Of course, Diana is rarely alone, and the encounters are tumultuous. Diana has several very enjoyable discussions with either Charles or William, both of whom appear to have grudgingly embraced the load that Diana cannot. There are also fantastic movie, though not entirely convincing, therapy sessions with supporting characters played by Sean Harris and Sally Hawkins, allowing Knight to stretch his creative legs to good effect. The use of Timothy Spall’s man-in-the-background-cum-cartoon-villain, who wields a sinister power over Diana, however, undermines all of this.
The end result is a picture that is enthralling, emotional, and informative. However, it does feature a few genre cliches as well as fundamental structural tricks, which you’d expect from Anthony McCarten (Bohemian Rhapsody, Darkest Hour) rather than Knight. The script cleans up the story, making it feel more satisfactory and sanitized, which contrasts with Larran’s style, which is typically more impassioned and less tidy. The song playing in the background could just as well be Queen’s “I Want to Break Free” as Diana races away into freedom with her sons in tow (although as it happens, the musical choice is another uninspired and heavily cringy choice).
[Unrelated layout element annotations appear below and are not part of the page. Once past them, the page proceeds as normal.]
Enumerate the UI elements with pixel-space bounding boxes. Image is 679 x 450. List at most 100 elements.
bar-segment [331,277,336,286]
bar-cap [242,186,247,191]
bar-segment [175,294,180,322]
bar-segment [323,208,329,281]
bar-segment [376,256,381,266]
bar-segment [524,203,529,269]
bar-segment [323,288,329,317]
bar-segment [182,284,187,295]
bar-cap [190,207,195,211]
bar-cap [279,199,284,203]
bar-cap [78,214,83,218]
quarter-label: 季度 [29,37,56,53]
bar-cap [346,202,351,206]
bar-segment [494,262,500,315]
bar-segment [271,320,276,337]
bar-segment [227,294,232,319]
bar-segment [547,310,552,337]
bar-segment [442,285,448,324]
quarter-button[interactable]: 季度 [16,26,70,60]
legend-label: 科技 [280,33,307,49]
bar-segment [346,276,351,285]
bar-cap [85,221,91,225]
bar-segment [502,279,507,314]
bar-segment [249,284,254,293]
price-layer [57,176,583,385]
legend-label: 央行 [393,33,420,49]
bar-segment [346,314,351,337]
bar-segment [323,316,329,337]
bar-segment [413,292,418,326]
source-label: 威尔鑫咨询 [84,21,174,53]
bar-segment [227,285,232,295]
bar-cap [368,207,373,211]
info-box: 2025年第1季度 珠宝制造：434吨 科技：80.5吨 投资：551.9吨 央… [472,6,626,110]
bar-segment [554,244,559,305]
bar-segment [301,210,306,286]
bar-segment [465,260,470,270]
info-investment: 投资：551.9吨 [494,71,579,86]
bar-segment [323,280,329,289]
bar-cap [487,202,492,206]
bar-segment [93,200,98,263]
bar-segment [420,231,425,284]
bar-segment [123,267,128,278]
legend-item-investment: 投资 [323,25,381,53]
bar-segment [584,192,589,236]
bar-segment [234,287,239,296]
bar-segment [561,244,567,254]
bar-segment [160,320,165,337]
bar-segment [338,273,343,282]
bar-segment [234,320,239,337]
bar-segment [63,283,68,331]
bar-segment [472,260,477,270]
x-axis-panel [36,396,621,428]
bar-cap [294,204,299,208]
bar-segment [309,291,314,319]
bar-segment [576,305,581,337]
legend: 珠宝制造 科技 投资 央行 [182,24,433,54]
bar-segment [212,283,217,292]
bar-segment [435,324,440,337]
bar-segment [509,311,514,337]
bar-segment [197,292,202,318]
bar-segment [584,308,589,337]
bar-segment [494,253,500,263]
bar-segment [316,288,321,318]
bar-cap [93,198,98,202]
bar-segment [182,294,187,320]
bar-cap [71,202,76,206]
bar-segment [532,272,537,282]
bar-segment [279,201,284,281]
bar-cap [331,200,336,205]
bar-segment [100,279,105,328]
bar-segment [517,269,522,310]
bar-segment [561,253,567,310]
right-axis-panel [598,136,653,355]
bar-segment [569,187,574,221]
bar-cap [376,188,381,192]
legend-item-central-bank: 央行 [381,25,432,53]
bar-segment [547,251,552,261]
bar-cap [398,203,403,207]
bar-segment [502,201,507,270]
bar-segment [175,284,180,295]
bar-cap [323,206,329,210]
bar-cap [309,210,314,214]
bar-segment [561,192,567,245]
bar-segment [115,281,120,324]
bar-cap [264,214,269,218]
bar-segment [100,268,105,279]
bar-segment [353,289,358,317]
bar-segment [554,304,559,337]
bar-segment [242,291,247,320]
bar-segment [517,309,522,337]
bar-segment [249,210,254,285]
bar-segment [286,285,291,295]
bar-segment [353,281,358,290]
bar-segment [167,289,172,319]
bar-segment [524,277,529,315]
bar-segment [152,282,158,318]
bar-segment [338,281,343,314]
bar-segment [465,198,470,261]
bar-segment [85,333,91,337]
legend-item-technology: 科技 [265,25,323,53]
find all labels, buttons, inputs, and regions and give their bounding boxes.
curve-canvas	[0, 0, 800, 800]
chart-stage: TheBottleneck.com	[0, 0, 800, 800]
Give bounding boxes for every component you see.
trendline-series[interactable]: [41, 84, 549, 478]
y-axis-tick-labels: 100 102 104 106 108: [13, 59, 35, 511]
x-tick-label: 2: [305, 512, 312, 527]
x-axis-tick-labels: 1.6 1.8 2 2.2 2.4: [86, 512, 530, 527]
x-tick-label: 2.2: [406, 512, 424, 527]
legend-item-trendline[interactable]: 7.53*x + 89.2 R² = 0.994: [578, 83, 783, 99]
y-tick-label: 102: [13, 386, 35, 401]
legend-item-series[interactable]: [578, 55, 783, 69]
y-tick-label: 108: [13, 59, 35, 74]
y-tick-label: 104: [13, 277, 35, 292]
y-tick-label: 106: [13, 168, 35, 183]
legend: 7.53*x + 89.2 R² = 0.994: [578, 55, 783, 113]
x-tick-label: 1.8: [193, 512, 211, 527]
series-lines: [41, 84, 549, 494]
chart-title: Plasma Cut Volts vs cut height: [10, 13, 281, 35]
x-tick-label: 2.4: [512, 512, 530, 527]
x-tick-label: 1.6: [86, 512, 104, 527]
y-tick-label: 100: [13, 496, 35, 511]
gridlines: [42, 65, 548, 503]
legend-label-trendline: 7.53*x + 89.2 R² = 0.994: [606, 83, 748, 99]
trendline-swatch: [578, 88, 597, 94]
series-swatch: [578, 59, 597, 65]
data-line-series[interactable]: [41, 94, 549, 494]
It’s a distinctly Hollywood conclusion to a picture that feels like it’s vying to be an auteur’s vision.
Spencer lacks the kinetic energy of Larran’s previous works; it fails to portray Ema’s breath-taking attack or Jackie’s drowning emotion. The picture does constrain the director by prioritizing a decidedly remarkable central performance. Emotion overflows over the sewn-together curtains of what could have been an unremarkable film on the few occasions Larran’s creative instincts surface (see 2013’s Diana for details), delivering a peek of the violent tempest simmering within. These are the moments that elevate Spencer from a solid biopic to something truly remarkable.